Nous savons tout sur le fait de ne pas faire l'épicerie avec l'estomac vide, non? Eh bien, il semble que nous ne voulons pas prendre de décision quand nous avons faim si nous pouvons l'éviter. Essayez de garder vos désirs physiques pris en charge avant les réunions ou les appels téléphoniques, lorsque vous serez appelé à faire de grands choix.


3. Réduisez vos choix


Nous nous contentons souvent d’options par défaut ou laissons les autres choisir, car les décisions sont tout simplement trop pénibles pour notre cerveau. Cela est particulièrement vrai quand il y a plus de deux options à choisir. Vous pouvez aider votre cerveau en supprimant toute option supplémentaire dont vous n’avez pas besoin. Réduisez vos choix en une liste restreinte et vous aurez plus de facilité à prendre une décision finale.


4. Ouvrez les fenêtres


Maintenir les niveaux de CO2 bas dans votre maison ou votre espace de travail est vraiment important pour toutes les fonctions cognitives, pas seulement pour la prise de décision.
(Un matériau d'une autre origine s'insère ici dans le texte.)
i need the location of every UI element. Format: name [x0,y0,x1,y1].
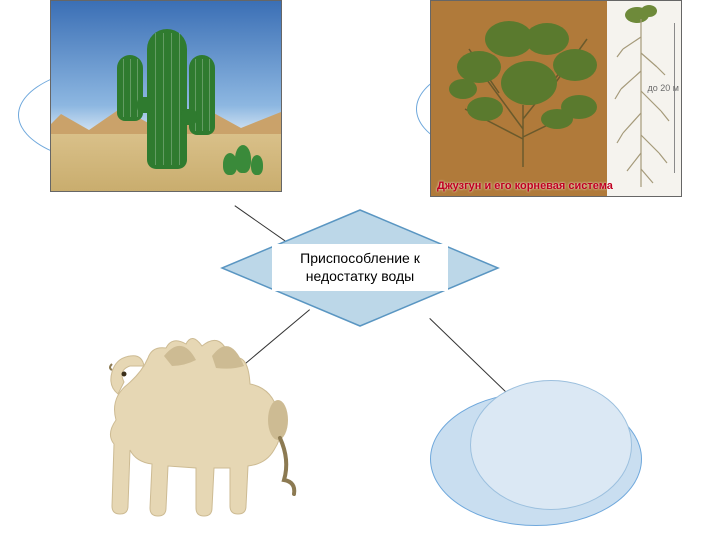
root-depth-label: до 20 м [648,83,679,93]
center-text-line2: недостатку воды [306,268,414,284]
center-text-line1: Приспособление к [300,250,420,266]
cactus-image [50,0,282,192]
shrub-root-image: до 20 м Джузгун и его корневая система [430,0,682,197]
empty-ellipse-inner [470,380,632,510]
camel-image [88,310,308,520]
shrub-caption: Джузгун и его корневая система [437,180,677,192]
diagram-stage: до 20 м Джузгун и его корневая система П… [0,0,720,540]
center-textbox: Приспособление к недостатку воды [272,244,448,291]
L'ajout de plantes aidera certainement, mais essayez de maintenir la circulation d'air frais, en particulier dans les zones à fort trafic, où il y a beaucoup de monde, contribuant à la réduction des émissions de CO2.


5. Utiliser une langue étrangère


Si vous en connaissez un, cela pourrait être vraiment utile. Particulièrement lorsque de nombreuses émotions sont en jeu ou lorsque vous souhaitez vous protéger contre des stratégies telles que les stratégies de marketing émotionnel. Essayez de vous expliquer la situation et de répondre avec votre décision dans une langue étrangère et voyez comment vous traitez différemment ces informations.